Don Phillips: The case for indexing has been significantly overstated.
This article first appeared in the February/March 2011 issue of Morningstar Advisor magazine. Get your free subscription today!
In the 1980s and 1990s, the index community was the voice of reason in the investment debate. Today, however, credible voices within the index community are too often drowned out by a vocal fringe that does more to polarize than to advance the investment discussion.
Early index adopters correctly pointed out that not all managers can be above average, that costs and taxes matter, and that a long-term strategic view is more conducive to investor success than is short-term trading. They asserted, correctly, that indexing is an assured way to get an above-average long-term result after considering costs and taxes. The math is compelling. Before frictional costs, an investor would expect a broad market index to produce a 50th percentile return. After taxes, trading costs, and expenses are considered, however, a no-load, low-cost index fund should move up from the 50th percentile toward the top quartile. (Jack Bogle himself has stated that the whole case for indexing falls apart if not prefaced by the words no-load and low-cost.) By sacrificing a shot at being in the top quintile under most conditions, an investor can usually avoid the bottom half over the long term, which is exactly what's happened for the past 15 years (as of Dec. 31). In that period, the Vanguard 500 Index Investor Fund
At some point, however, many index fans went from making the honest and helpful argument that indexing is good to making the hyperbolic and divisive case that anything other than indexing was not only bad, but also morally suspect. Extreme index supporters went from asserting that indexing beats the average fund to implying that it beats all funds. Ironically, they've advanced this claim during a decade when indexing has experienced unusually weak results. For the 10 years through Dec. 31, the Vanguard 500 Index fund placed in the 49th percentile of the large-blend category-- hardly in keeping with its perceived dominance. The dichotomy between the facts and their assertions hasn't humbled the true believers, however. Their words have grown more extreme, as seen in a recent statement from an ETF provider that likened active fund managers to big tobacco companies, claiming that active management was as dangerous to investor wealth as tobacco is to our health.

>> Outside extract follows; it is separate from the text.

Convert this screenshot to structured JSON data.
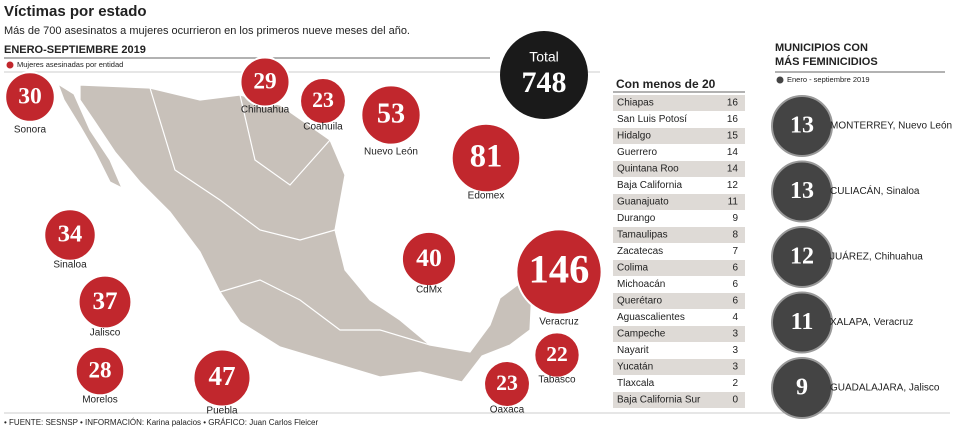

Indexing is a very good way to invest. I invest much of my personal assets in index funds, but not every index fund is good, and not every active fund is bad. When these bomb-throwing members of the index crowd so grossly overstate their case, they jeopardize the intellectual high ground that the early members of the index community staked out. Their rhetoric also attracts less-scrupulous types who try to cloak themselves in the sainted cloth of indexing. The result has been a shift in bad behavior from the active-investment territory to the index side. Not surprisingly, many of the fund world's recent stumbles--the misguided expectations surrounding leveraged and inverse ETFs and the poor performance of many commodity products--have come under the indexing banner.
The notion that anything indexed is good and anything active is bad not only facilitates the sale of many suspect index products, it also has resulted in mass defections from many time-tested active managers, such as Capital Research, which finds itself in net redemptions because it doesn't fit into the trendy "core-and-explore" method of building portfolios. It's too active for the "core" and too tame for the "explore." Yet, Capital Research's funds have crushed broad-market index funds over the past decade. Moreover, if you ask most advisors where their clients have had the most success historically, they'll say in an instant that it's with broad-based active funds like American Funds'. Yet, that's exactly what many advisors are currently purging from client portfolios because they don't fit with the index trend. Can this possibly be beneficial for investors?
The case for indexing, while strong, has been significantly overstated. Regrettably, the index community has shown little if any inclination to discipline those who stretch the indexing case. Such inactivity may come back to haunt the entire index movement. Just as active managers ultimately paid a price for failing to police marginal members who inflated costs and overstated the benefits of active management in decades past, so, too, may the marginal index players come to taint the public's perception of indexing. While better than a misstatement, perhaps, an overstatement is still dishonest. It's time for the leaders of the index movement to step up and reclaim the intellectual honesty that their early supporters advocated. Hyperbole and divisive rhetoric grab headlines, but when truth is sacrificed in the process, the cost is too dear.
Don Phillips is Morningstar's president of fund research.